Hogs spreads

Discussion in 'Commodity Futures' started by kuicimaru, Jan 20, 2010.

  1. kuicimaru


    Does anyone know why hogs spreads are moving counter-seasonal?
    As far as I understand, Feb and Apr contracts should be priced lower than the summers ones. And now we can see the winter contracts override summer ones. This is not normal.

    Any ideas?
  2. 1) What are you looking at?
    2) ---Feb 70.45
    ------Apr 73.37
    -----June 80.35
    -----July 78.65
    -----Aug 78.07
    The Summer months are priced at a premium to the Winter months, as expected. :confused:
  3. kuicimaru


    All right, I mean not the price itself, but the direction of the spread. Its movement. As far as I understand, the summer contracts should receive bigger premium starting December and during the spring when the slaughter is decreasing and it's clear how many hogs available on the market. Consumption is also growing during spring to summer. Then the summer contracts tend to outperform winter ones.

    I've read this on mrci.com and there's written it's a seasonal tendency which recurs every year, quite logical. And now i see it's moving in the opposite direction.

    Maybe there are too many hogs on the market? May it be the reason?
  4. I have traded a lot of spreads in a lot of different markets and I make my living trading spreads but I have never been able to really understand livestock spreads and why they move (cattle seems easier than hogs for some reason in my experience).

    Good luck to you
  5. Once an edge gets posted on a website, expect it to quickly disappear.
  6. kuicimaru


    Youngtrader, what spreads, do you think, are easier to understand for a beginner?

    SomeYoungGuy, I should agree with you, however I think that spread looks to be a seasonal one which worked well every year for about 20 years due to fundamental reasons. So if it moves counter-seasonal, it means there are some fundamental reasons besides its publication.. So I just want to investigate them and know their strength.
  7. I would disagree...it all depends on your style, and how you like to trade. I find livestock spreads to be the easiest to trade, from two points of view.

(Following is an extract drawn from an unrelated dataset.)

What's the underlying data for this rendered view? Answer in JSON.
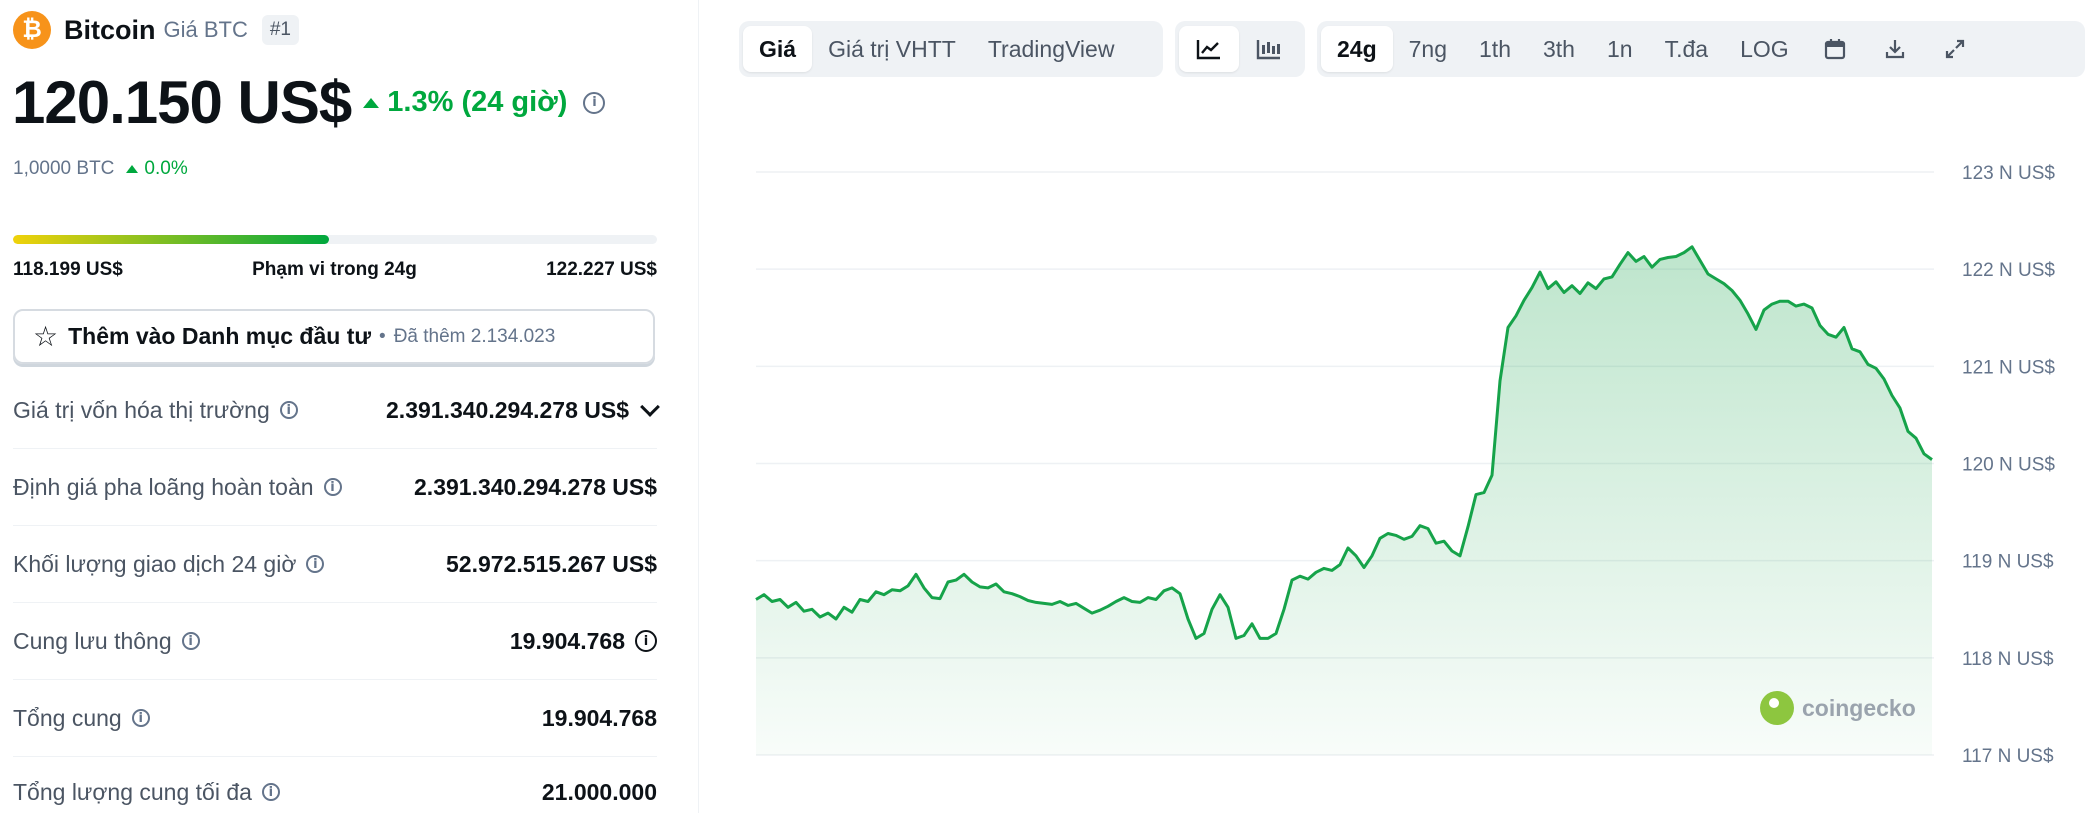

    A.) The Scalper: if you want good trendy movement intra-day, go to hog spreads. If you want slower but more steady order flow, go to live cattle spreads.

    B.) The Fundamentalist: If you like trading fundamentals more than fund flow or technicals, the livestock markets are for you. Still a big fundamentally based market. This moreso applies to the directional flat price trade, but has a bearing on the spread markets as well. You really have to understand the industry though, and which fundamentals actually matter.
  8. foo


    It is honestly like anything else...you have to spend alot of time and work in the area if you want to succeed. I am generally in this spread as it has an excellent history but, that is not enough. There are signs why this is wrong so far this year. It is a bit hard to explain but, if you were in the trenchs enough it would be clear why they are going counter-seasonal this year.

    If you would like more details I will share them.
  9. This may be a dumb question, but do any Ag spread pros out there use the % of full carry as a key decision driver for spread trade entry/exit? For example, the following information:

    Corn Spread Settlement + Cost of Carry @ 2.5% Interest

    CH10 - CK10 Spread Settled at 11.00 , full carry at $0.1154 , percent of carry at 95.33%
    CH10 - CN10 Spread Settled at 20.25 , full carry at $0.2308 , percent of carry at 87.75%
    CH10 - CU10 Spread Settled at 27.75 , full carry at $0.3462 , percent of carry at 80.17%
    CH10 - CZ10 Spread Settled at 34.75 , full carry at $0.5192 , percent of carry at 66.93%

    CN10 - CZ10 Spread Settled at 14.50 , full carry at $0.2906 , percent of carry at 49.90%
    CN10 - CN11 Spread Settled at 37.25 , full carry at $0.6974 , percent of carry at 53.41%
  10. kuicimaru


    Certainly. Please share your ideas. Do you think this move will not reverse?